Was als leichte Einengung beginnt, kann sich allmählich verschlimmern, bis die Arterie fast oder vollständig verschlossen ist, was schließlich zu einem Schlaganfall führt.
Welche Risikofaktoren können eine arterielle Verengung verursachen?
In diesem Fall wurden mehrere Risikofaktoren festgestellt, darunter:
- Übergewicht
- Erhöhte Cholesterinwerte, die noch nicht behandelt worden waren
- Erhöhter Blutdruck
- Schnarchen
- Obstruktive Schlafapnoe
Diese Faktoren können die Gesundheit der Blutgefäße beeinträchtigen. Wenn sie sich im Laufe der Zeit ansammeln, können sie dazu führen, dass die Arterienwände dicker werden und der Innenraum der Arterien sich allmählich verengt.
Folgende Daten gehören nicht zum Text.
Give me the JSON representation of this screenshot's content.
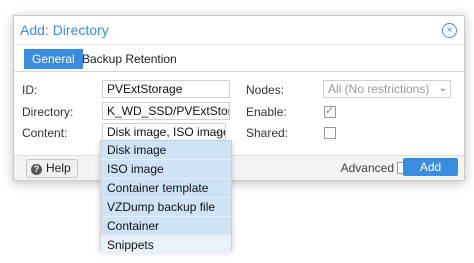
{
  "dialog": {
    "title": "Add: Directory",
    "close_glyph": "×",
    "tabs": [
      {
        "label": "General"
      },
      {
        "label": "Backup Retention"
      }
    ],
    "form": {
      "id_label": "ID:",
      "id_value": "PVExtStorage",
      "directory_label": "Directory:",
      "directory_value": "K_WD_SSD/PVExtStorage/",
      "content_label": "Content:",
      "content_value": "Disk image, ISO image,",
      "content_arrow": "⌄",
      "nodes_label": "Nodes:",
      "nodes_value": "All (No restrictions)",
      "nodes_arrow": "⌄",
      "enable_label": "Enable:",
      "enable_checked": true,
      "enable_check_glyph": "✓",
      "shared_label": "Shared:",
      "shared_checked": false
    },
    "footer": {
      "help_label": "Help",
      "help_icon_glyph": "?",
      "advanced_label": "Advanced",
      "add_label": "Add"
    }
  },
  "content_options": [
    "Disk image",
    "ISO image",
    "Container template",
    "VZDump backup file",
    "Container",
    "Snippets"
  ],
  "colors": {
    "accent": "#3a8dde",
    "option_selected_bg": "#cfe3f7"
  }
}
Besorgniserregend ist, dass einige Patienten möglicherweise keine offensichtlichen Symptome verspüren, bis die Arterie stark verengt oder vollständig verschlossen ist.
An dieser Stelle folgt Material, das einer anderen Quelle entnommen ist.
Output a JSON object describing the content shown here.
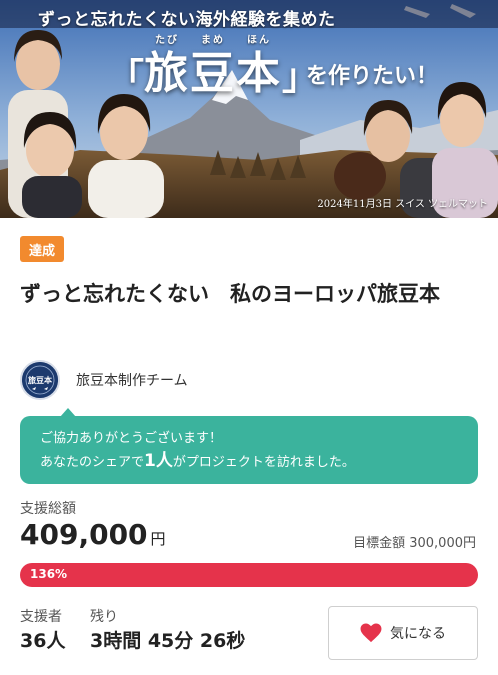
{
  "hero": {
    "headline": "ずっと忘れたくない海外経験を集めた",
    "title_open": "「",
    "title_main": "旅豆本",
    "title_close": "」",
    "ruby": [
      "たび",
      "まめ",
      "ほん"
    ],
    "title_suffix": "を作りたい！",
    "caption": "2024年11月3日 スイス ツェルマット"
  },
  "project": {
    "status_badge": "達成",
    "title": "ずっと忘れたくない　私のヨーロッパ旅豆本",
    "owner_name": "旅豆本制作チーム",
    "avatar_logo_text": "旅豆本"
  },
  "share_message": {
    "line1": "ご協力ありがとうございます！",
    "line2_prefix": "あなたのシェアで",
    "count": "1人",
    "line2_suffix": "がプロジェクトを訪れました。"
  },
  "funding": {
    "total_label": "支援総額",
    "total_amount": "409,000",
    "currency": "円",
    "goal_label": "目標金額",
    "goal_amount": "300,000円",
    "progress_label": "136%",
    "progress_fraction": 1.0
  },
  "stats": {
    "backers_label": "支援者",
    "backers_value": "36人",
    "remaining_label": "残り",
    "remaining_value": "3時間 45分 26秒"
  },
  "actions": {
    "favorite_label": "気になる",
    "favorite_icon": "heart-icon"
  },
  "colors": {
    "badge": "#f28a2e",
    "share_bg": "#3bb39d",
    "progress": "#e5334b",
    "heart": "#e5334b"
  }
}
Was passiert, wenn eine Arterie, die die linke Seite des Gehirns versorgt, verschlossen ist?
Die linke Seite des Gehirns spielt eine wichtige Rolle bei der Steuerung von Sprache und Bewegung auf der rechten Körperseite.
Wenn eine Arterie, die die linke Seite des Gehirns mit Blut versorgt, verschlossen ist, kann der Patient Folgendes erleben:
- Schwäche oder Lähmung des rechten Arms und Beins
- Verwaschene Sprache
- Unfähigkeit zu sprechen
- Schwierigkeiten, Sprache zu verstehen
- Verlust der Fähigkeit, alltägliche Aktivitäten selbstständig auszuführen
Die Schwere der Symptome hängt von der Lage des betroffenen Blutgefäßes, der Dauer, in der das Gehirn nicht ausreichend durchblutet wird, und davon ab, wie schnell der Patient medizinisch behandelt wird.
Wie wird eine schwere arterielle Verengung behandelt?
Die Behandlung hängt von der Schwere und dem Ort der arteriellen Verengung sowie von der Beurteilung durch einen medizinischen Spezialisten ab.
Bei einigen Patienten können Ärzte Medikamente zur Kontrolle der Risikofaktoren verschreiben, wie Thrombozytenaggregationshemmer und lipidsenkende Medikamente, zusammen mit erheblichen Änderungen des Lebensstils.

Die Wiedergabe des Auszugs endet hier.